Documentaire américain de Bennett Miller (1998), avec Timothy “Speed” Levitch… 1h14. Sortie le 4 mars 2026.
Timothy “Speed” Levitch
Tous les jours, des autocars sillonnent New York, remplis de touristes à destination desquels des guides égrènent l’histoire de la ville au fil des rues. Avec son faux air de John Lennon, Timothy Levitch accomplit ce métier de communication comme un véritable sacerdoce et raconte avec un débit de mitraillette et une voix nasillarde les splendeurs passées de Big Apple. Quitte à inventer parfois des détails pittoresques qu’aucun de ses auditeurs ne serait en mesure de contester. Travail précaire s’il en est, le patron de Gray Line affectant chaque matin les heureux élus à leur autobus, c’est le quotidien de ce personnage malicieux et bourré d’humour que suit le réalisateur peu prolixe de Foxcatcher (quatre films seulement en plus d’un quart de siècle) dans cette œuvre de jeunesse opportunément exhumée par un distributeur soucieux de remonter aux sources. Le documentaire constitue en cela un banc d’essai particulièrement significatif par ce qu’il révèle du regard de son réalisateur. Celui-ci trouve en outre ici un interlocuteur de choix en la personne de ce guide fantasque qui met sa culture encyclopédique impressionnante au service d’un public parfois aussi captif que s’il assistait à un one-man show et se réclame de… Willy Wonka ! Précisons que le film date de 1998 et se déroule à New York avant cet événement traumatique majeur que vont constituer les attentats du 11 septembre 2001. On écoutera avec d’autant plus d’intérêt les commentaires de Timothy Levitch sur les tours jumelles du World Trade Center, véritable ville dans la ville qui regroupait alors deux cent mille personnes et disposait de son propre code postal.

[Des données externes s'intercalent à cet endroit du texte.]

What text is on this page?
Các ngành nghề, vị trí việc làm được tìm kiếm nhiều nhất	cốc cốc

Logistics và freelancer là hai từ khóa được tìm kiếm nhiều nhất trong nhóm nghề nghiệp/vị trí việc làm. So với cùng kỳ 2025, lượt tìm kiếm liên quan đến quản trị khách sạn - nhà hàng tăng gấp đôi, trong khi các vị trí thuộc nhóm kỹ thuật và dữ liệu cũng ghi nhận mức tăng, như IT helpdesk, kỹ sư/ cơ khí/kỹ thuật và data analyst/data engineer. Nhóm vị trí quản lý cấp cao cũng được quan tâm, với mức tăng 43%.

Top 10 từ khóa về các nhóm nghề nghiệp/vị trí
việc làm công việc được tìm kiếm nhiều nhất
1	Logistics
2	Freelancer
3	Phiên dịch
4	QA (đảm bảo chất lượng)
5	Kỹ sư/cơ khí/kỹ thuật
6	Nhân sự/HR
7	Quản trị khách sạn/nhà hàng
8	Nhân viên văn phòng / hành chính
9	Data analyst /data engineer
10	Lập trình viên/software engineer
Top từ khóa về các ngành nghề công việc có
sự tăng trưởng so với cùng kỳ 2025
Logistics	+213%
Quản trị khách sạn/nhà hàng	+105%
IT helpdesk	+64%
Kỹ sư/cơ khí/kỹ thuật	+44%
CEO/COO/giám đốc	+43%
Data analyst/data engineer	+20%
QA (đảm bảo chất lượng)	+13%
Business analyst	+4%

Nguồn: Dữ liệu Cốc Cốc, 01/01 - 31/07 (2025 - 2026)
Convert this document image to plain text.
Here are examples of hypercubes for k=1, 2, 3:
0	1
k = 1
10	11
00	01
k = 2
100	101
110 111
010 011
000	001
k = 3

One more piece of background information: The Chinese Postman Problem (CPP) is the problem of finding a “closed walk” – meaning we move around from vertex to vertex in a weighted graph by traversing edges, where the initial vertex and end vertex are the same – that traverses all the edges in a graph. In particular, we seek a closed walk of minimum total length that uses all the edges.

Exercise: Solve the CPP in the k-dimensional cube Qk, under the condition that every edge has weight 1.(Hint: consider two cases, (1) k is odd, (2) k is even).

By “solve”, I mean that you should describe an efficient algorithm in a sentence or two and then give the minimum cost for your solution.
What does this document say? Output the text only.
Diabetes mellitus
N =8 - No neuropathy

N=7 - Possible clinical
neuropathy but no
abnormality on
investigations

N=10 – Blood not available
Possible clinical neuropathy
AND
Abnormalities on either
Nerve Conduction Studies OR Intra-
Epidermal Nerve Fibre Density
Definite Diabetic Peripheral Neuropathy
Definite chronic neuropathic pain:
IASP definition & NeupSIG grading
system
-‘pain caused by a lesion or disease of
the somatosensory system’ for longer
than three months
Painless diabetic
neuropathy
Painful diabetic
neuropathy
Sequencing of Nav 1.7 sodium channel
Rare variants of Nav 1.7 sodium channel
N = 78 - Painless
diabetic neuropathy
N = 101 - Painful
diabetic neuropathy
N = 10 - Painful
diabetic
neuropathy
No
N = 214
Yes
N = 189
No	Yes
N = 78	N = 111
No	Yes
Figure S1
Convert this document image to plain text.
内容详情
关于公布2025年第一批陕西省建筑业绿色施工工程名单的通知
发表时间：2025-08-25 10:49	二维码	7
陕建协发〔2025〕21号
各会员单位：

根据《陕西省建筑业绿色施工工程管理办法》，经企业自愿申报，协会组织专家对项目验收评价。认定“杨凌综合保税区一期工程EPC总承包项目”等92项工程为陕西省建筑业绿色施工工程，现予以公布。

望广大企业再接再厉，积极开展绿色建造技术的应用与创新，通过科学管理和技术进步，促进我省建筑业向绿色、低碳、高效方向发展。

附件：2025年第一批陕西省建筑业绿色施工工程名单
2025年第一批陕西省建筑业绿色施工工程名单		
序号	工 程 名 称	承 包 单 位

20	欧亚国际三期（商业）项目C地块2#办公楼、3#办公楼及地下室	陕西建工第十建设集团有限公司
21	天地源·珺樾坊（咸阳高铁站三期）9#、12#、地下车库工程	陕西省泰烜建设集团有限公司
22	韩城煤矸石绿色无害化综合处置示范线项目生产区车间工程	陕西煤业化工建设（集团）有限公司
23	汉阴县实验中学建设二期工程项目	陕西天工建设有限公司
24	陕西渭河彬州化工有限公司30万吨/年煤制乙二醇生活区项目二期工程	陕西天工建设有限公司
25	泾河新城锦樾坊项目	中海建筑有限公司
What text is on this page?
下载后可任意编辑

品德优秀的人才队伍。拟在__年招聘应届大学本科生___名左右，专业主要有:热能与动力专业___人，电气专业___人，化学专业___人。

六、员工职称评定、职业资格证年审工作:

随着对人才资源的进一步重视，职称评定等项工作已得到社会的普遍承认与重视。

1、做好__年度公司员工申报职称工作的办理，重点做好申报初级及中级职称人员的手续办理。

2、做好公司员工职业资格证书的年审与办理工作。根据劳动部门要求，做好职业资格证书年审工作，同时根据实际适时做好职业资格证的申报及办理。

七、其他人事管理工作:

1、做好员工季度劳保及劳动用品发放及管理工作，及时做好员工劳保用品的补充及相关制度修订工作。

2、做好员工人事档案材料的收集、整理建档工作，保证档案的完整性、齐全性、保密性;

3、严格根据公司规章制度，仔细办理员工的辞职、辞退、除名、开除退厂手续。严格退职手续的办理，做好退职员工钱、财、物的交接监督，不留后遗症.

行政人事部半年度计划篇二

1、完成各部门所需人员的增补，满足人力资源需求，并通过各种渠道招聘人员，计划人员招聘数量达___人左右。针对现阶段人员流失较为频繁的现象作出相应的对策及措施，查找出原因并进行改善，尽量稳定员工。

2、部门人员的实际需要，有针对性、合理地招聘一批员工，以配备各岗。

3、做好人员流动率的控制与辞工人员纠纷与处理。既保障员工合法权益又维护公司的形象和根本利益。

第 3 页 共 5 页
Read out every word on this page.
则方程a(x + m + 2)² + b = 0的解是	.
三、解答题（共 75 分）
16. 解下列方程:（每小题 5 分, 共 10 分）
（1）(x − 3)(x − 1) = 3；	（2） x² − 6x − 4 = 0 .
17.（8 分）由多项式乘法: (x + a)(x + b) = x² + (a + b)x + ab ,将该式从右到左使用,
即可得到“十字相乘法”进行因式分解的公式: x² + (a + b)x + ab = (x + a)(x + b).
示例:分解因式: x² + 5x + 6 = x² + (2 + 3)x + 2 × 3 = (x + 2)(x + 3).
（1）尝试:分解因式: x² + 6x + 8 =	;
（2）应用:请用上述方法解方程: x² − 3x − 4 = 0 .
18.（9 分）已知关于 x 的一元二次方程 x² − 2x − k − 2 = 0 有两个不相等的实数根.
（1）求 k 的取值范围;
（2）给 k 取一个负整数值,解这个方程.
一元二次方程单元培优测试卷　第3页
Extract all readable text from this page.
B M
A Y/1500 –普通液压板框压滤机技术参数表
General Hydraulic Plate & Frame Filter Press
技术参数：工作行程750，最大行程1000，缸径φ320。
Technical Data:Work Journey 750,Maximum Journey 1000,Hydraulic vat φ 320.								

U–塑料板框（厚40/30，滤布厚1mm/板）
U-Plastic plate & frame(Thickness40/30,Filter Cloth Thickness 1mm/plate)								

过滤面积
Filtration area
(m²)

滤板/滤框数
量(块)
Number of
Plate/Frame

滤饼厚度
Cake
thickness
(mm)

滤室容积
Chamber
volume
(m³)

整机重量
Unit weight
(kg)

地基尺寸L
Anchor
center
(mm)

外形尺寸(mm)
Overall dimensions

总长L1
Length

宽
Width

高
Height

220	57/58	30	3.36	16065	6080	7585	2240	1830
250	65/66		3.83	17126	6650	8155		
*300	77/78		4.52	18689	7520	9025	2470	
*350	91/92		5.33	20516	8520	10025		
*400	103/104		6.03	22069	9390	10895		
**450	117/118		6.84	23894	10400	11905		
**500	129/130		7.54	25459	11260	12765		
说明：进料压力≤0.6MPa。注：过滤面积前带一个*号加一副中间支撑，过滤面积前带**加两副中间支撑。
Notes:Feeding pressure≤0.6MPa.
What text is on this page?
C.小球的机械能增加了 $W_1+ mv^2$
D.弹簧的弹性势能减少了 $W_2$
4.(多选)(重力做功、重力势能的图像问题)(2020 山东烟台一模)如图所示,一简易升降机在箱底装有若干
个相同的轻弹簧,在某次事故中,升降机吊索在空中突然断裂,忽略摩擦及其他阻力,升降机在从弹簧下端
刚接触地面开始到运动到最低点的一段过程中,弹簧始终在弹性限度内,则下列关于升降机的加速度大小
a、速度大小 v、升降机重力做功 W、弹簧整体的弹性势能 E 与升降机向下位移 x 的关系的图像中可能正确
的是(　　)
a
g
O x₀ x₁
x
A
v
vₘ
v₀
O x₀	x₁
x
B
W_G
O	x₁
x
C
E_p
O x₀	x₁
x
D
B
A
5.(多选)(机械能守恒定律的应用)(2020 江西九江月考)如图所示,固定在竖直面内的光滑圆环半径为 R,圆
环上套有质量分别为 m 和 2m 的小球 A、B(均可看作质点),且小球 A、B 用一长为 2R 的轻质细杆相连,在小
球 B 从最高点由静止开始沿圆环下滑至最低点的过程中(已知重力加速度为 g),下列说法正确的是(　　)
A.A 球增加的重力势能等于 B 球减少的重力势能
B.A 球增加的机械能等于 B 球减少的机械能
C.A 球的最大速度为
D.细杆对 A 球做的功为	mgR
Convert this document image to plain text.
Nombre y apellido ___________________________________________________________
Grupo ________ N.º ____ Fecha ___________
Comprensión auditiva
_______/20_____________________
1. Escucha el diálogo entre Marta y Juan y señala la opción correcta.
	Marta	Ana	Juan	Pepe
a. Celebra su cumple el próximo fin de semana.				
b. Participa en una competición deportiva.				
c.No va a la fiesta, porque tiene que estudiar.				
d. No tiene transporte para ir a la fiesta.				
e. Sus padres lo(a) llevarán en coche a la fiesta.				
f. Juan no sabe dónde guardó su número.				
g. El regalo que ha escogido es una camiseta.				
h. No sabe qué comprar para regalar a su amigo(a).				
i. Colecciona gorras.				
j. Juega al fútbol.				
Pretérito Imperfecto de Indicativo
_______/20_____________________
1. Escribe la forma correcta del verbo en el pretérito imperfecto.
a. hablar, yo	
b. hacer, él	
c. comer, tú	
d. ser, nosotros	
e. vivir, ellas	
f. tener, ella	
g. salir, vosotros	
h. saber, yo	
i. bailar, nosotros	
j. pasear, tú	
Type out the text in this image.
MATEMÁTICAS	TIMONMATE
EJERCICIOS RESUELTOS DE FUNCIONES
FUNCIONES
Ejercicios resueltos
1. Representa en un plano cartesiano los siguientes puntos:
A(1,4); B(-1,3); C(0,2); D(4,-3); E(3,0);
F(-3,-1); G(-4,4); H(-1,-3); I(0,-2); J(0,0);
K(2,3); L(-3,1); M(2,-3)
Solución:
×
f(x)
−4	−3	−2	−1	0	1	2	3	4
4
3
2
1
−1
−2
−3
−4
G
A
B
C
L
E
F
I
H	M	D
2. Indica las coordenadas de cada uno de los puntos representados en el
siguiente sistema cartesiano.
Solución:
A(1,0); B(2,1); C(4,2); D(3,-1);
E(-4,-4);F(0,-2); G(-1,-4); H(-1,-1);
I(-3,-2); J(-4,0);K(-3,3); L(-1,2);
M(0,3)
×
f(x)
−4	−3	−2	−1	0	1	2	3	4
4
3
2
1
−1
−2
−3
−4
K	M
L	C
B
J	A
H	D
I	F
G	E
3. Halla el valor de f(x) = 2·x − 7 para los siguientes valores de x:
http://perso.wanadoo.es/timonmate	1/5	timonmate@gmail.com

Timothy “Speed” Levitch, à gauche
The Cruise nous entraîne dans un monde partiellement disparu où régnait encore une certaine insouciance. Timothy Levitch qui compare son ex-employeur, Apple Tours, à l’empereur Brutus et ses employés à autant de Spartacus, apparaît lui aussi emblématique de son époque par l’implication qu’il met dans son métier et la ferveur avec laquelle il le pratique. Il est d’autant plus cocasse d’observer les réactions des touristes, entre ceux qui boivent ses paroles et ceux qui ne semblent même pas y prêter attention, soit parce qu’ils ne comprennent pas ce qu’il dit, soit parce qu’ils sont concentrés sur le spectacle en mouvement que leur offre ce périple. Un quart de siècle plus tard, le film apparaît comme un formidable témoignage sociologique qui préfigure déjà le tourisme de masse. C’est aussi un geste cinématographique d’une profonde liberté, filmé caméra à l’épaule et en mini-DV à une époque charnière où la technologie vidéo, qu’on n’appelait pas encore numérique, incite certains créateurs à se lancer dans des expérimentations personnelles, en équipe réduite voire seuls, qui ne vont pas tarder à révolutionner le septième art. Avec en guise de coquetterie le choix du noir et blanc qui établit un lien avec la tradition du cinéma indépendant new-yorkais. The Cruise est porteur de toutes ces promesses par le rôle qu’il attribue à ces deux composantes fondamentales que sont l’image et le son, dans une démarche où le décor se décompose en deux parties complémentaires : le cadre photogénique et familier de la ville de New York et cet autocar qui devient par la magie du sujet un huis clos théâtral en mouvement perpétuel qui n’avance qu’en accomplissant d’authentiques travellings urbains. Là où certaines œuvres se démodent, cette expérience vécue apparaît plus moderne que jamais par la somme de ses enjeux et son irrésistible humanité.